The book is read with interest, because there are certainly few works that describe how life was in those special years, but the author does not pretend to show absolutely nothing of the general atmosphere of Beijing, of which we only know a little bit when he recalls an episode in which he went with other foreigners to know the area where the houses of prostitution were, and the brief references he makes to that matter. We can only know that the city of Beijing had great monuments, temples, walls, parks, trees, but there is really absolutely no reference to what life was like for the people. We do see that there were rickshaw drivers, who are continually mentioned and they don’t disappear immediately after the Revolution.
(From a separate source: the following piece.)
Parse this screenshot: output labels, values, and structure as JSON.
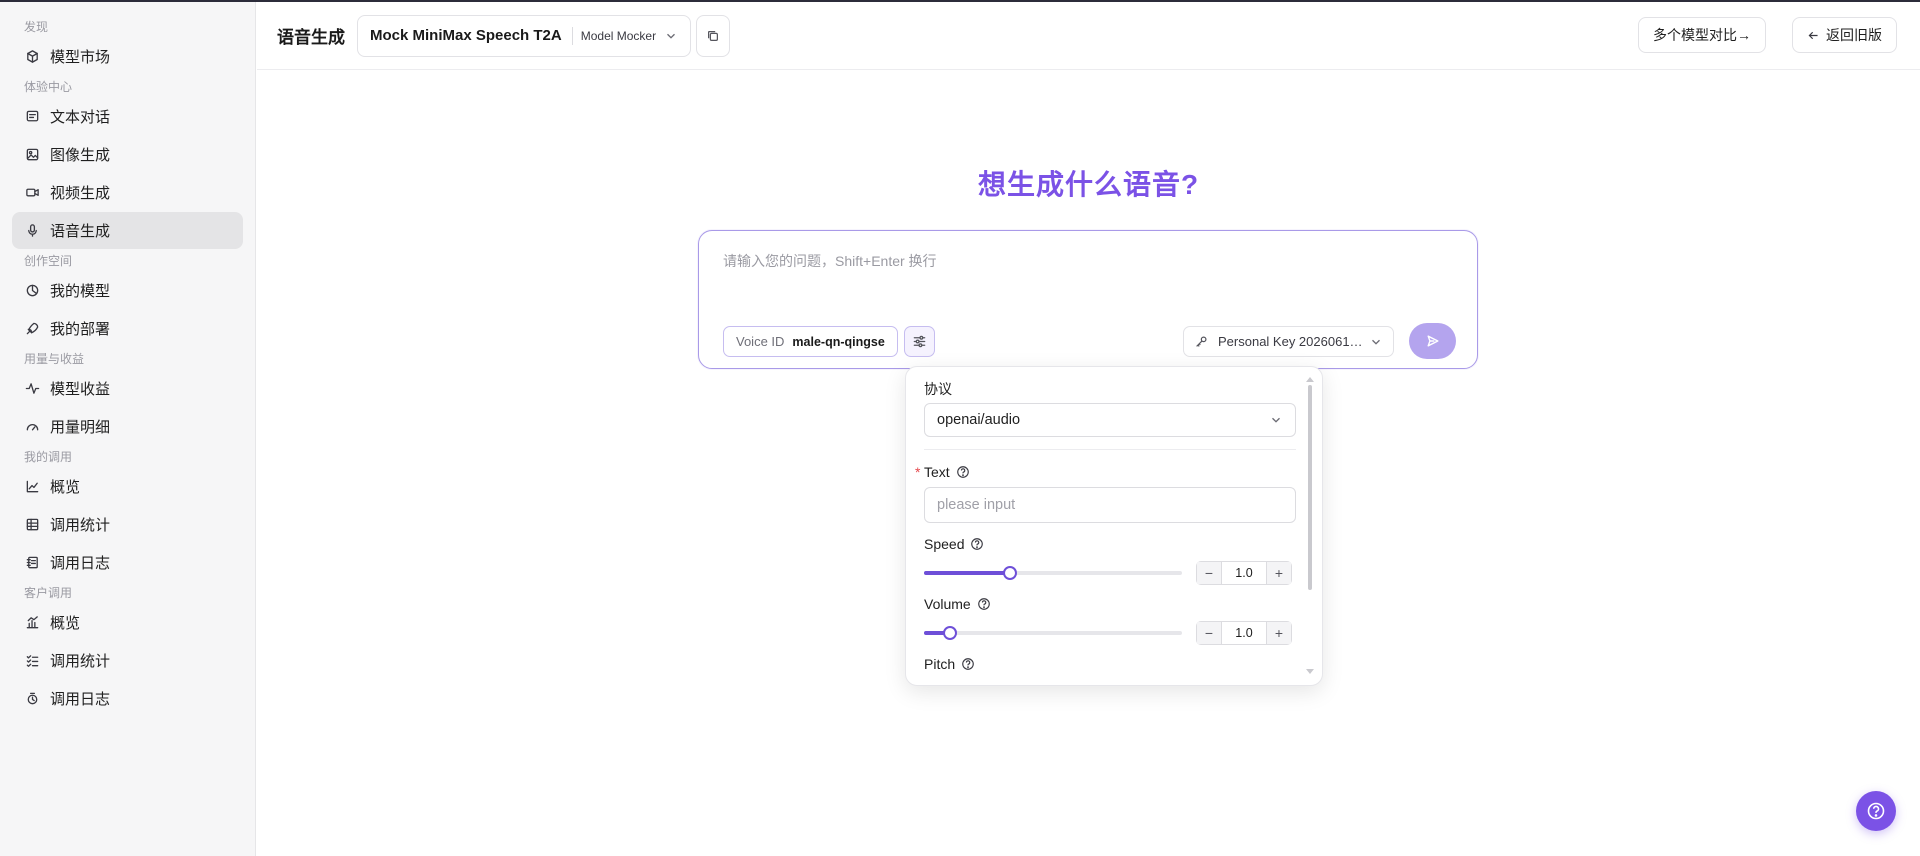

So, all that remains of that purpose of showing that environment that the writer assures us no one has described, I don’t think he does either, because he simply shows us, and even a little bit quickly, how that transition was from the world of the republic, from the world still in the last throes of the classical Chinese world, to the new reality of the People’s Republic. But since there is nothing, absolutely no social reference, not even to what he could see, except for the allusions to the servants not wanting to work or even denouncing their bosses or this type of really anecdotal facts, the book loses value as a witness of that time, and remains nothing more than some memories a little frayed about what the protagonist lived in the Beijing of those years.
The book is easy to read, and the author’s pen makes the characters most mentioned end up being endearing, but the excessive obsession with talking about this family prevents him from telling facts that he must have lived as a witness, and that today would have greater historical value.
David Kidd. Peking Story: The Last Days of Old China. 1996.